La pasión de Mossi por la lengua del inca en sus distintas versiones dialectales, aunada a su pericia en lenguas clásicas, lo animó a elaborar audaces teorías -hoy desestimadas, pero de gran interés-, sobre la ascendencia semítica del quichua, vislumbrando unos 600 términos a los que supuso, sin mayor acierto, idéntico origen adánico. De todos modos, no dejó de ser percibida la implicancia de sus esfuerzos: la lengua de Dios era, también, la lengua de nuestros indios. Un cierto horizonte de igualdad asomaba allí.

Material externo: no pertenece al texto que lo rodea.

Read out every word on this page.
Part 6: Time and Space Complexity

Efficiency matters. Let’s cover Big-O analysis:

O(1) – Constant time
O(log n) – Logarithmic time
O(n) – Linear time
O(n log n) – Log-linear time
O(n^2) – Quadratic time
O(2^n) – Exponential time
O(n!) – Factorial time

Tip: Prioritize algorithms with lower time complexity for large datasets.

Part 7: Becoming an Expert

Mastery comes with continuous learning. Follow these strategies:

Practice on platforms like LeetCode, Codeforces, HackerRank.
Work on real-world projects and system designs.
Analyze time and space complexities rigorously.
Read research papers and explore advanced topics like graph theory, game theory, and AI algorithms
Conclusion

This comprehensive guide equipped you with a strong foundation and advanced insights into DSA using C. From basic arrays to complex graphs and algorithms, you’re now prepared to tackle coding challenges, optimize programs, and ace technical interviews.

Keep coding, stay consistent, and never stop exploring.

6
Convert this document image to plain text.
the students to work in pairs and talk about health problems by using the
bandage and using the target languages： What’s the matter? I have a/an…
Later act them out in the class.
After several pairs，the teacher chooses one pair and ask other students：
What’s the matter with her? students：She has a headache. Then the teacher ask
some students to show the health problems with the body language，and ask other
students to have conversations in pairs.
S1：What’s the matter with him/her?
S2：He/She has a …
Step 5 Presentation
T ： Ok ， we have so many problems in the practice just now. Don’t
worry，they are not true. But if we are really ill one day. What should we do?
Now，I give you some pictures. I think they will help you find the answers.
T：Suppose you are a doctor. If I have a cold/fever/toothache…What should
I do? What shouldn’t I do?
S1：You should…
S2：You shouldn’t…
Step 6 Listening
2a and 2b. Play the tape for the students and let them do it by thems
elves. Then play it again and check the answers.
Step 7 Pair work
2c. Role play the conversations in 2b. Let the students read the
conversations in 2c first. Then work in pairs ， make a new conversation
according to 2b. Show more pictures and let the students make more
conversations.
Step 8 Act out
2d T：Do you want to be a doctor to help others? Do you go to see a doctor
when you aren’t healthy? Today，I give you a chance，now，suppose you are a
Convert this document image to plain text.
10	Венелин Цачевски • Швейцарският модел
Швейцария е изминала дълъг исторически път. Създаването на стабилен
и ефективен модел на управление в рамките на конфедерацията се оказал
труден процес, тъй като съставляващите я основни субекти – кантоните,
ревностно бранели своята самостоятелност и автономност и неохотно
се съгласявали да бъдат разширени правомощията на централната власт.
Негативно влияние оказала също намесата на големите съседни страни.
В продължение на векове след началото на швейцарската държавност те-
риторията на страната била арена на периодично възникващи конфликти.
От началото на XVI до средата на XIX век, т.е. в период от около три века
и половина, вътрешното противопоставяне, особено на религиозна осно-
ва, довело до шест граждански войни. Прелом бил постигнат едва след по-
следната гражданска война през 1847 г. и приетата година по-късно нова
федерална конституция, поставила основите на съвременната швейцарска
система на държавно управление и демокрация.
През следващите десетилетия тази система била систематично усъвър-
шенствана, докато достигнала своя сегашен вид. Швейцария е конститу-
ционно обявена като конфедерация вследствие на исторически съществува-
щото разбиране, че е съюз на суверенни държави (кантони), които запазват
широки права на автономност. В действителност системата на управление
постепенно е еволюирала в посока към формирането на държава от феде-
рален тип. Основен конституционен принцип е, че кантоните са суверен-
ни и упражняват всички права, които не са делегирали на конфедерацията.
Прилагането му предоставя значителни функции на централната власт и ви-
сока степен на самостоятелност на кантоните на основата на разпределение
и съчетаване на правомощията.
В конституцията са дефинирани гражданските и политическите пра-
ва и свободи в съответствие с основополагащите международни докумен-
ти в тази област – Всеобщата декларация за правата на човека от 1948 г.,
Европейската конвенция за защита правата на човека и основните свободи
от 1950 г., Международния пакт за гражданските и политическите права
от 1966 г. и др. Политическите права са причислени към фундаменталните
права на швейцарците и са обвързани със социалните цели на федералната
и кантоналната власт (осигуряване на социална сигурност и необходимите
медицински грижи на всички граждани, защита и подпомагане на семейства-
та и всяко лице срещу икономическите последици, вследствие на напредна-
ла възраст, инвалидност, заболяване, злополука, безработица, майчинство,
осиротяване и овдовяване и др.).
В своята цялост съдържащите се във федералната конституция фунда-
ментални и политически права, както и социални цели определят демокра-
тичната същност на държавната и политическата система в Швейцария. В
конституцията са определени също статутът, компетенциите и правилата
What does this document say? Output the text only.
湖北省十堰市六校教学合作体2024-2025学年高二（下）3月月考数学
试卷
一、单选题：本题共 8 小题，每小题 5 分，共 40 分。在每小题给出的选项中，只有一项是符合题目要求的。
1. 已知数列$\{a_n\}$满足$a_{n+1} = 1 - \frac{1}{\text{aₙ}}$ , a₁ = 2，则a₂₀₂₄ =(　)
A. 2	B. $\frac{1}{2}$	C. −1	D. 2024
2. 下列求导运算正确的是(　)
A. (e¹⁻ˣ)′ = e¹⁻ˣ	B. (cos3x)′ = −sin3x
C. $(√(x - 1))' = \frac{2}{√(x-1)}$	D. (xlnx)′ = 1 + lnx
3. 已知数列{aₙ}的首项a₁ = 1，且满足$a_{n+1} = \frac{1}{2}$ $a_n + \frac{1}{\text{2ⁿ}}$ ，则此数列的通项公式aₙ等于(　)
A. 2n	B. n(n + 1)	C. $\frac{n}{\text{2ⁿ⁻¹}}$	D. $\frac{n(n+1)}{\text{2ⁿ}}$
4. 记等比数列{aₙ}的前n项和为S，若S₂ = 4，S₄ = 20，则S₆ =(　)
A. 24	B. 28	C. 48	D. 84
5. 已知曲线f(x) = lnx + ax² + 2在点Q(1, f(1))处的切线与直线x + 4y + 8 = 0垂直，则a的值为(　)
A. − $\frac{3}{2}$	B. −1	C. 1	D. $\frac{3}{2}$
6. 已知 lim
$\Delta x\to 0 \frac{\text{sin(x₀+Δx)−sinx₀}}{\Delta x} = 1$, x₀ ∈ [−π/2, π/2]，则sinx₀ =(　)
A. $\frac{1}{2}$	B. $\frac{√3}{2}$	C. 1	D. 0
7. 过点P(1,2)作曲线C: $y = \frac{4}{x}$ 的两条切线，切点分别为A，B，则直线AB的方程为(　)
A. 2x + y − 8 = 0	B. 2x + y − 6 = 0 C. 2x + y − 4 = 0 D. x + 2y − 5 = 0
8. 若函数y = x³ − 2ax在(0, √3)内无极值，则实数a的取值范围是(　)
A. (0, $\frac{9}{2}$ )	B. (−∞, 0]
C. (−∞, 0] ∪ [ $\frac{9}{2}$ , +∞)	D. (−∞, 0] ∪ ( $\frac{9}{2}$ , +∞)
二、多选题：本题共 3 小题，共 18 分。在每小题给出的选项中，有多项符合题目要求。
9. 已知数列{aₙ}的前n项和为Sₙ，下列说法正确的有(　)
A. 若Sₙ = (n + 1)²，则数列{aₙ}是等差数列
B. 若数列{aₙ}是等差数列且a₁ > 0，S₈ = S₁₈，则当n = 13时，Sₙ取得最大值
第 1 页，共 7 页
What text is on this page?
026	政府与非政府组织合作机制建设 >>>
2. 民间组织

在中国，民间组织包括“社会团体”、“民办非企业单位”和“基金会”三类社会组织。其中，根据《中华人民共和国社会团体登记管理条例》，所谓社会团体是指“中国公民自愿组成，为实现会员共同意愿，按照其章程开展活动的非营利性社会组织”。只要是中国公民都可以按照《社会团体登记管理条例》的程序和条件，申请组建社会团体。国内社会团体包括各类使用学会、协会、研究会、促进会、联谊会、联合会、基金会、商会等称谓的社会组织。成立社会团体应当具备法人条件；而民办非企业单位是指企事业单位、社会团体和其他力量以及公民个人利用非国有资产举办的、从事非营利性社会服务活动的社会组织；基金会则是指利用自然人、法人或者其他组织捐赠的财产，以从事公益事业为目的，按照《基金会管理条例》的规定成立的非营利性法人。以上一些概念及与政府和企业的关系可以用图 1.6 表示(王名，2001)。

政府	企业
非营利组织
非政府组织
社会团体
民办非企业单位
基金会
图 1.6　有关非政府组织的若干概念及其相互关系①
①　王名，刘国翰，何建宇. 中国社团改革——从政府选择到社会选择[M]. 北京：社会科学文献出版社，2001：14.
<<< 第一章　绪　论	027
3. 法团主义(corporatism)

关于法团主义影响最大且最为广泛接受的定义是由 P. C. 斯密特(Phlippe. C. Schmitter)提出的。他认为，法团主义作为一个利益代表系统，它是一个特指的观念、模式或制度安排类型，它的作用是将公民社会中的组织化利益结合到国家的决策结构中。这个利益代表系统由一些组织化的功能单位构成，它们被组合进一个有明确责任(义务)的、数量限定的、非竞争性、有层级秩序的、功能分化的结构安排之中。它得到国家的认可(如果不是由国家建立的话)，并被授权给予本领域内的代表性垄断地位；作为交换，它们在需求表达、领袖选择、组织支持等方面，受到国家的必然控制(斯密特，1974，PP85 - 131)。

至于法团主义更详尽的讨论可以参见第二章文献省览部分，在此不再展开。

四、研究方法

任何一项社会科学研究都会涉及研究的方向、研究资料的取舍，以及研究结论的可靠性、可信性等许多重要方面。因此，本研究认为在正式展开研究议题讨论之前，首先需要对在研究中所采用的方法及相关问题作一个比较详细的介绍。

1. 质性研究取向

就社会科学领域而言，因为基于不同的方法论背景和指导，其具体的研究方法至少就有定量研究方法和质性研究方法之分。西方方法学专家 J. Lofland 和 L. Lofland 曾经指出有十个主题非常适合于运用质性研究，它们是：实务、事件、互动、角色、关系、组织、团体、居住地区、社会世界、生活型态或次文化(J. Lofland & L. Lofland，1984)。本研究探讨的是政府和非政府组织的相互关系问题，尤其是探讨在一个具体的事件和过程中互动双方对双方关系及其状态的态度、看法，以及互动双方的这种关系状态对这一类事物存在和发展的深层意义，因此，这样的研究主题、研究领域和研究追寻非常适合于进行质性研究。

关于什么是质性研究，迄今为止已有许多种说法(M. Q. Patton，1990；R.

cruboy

Miguel Ángel -“Honorio”- Mossi falleció en la ciudad de Santiago del Estero, paralítico y sumido en la pobreza, el año 1895. Fiel a su estilo irónico Paul Groussac, a la sazón Director de la Biblioteca Nacional, escribió una necrológica en la que decía: “Es un viejo sacerdote italiano, inofensivo y dulce, que hablaba corrientemente el quichua peruano, del cual el dialecto de Santiago no es más que una derivación un poco menos alterada que lo que se creía”. Mossi, según Groussac, que había compartido con él las aulas del Colegio Nacional de Tucumán, “vivía en un sueño etimológico del cual nadie podía sacarlo”. “Amaba rezar en quichua, y su ideal jamás realizado fue inculcar la vieja lengua del Cuzco a sus alumnos”. Pero “no tenía ni sospecha alguna de la Filología. Su lingüística se reducía al quichua, al latín de iglesia y a algunas pizcas del griego y del hebreo, tomadas de los léxicos. Estaba obsesionado por esa idea infantil de que el quichua se relaciona con todas las lenguas comunes, el hebreo en particular; y como no estaba retenido ni guiado por ninguna noción de Filología comparada y menos de Historia General, vestía árboles genealógicos divertidos, sin cuidado alguno de las familias y de los géneros lingüísticos”. “Las inocentes elucubraciones de Mossi no son de ninguna utilidad, ni siquiera para el estudio del quichua, a causa de la falta absoluta de método y de juicio”.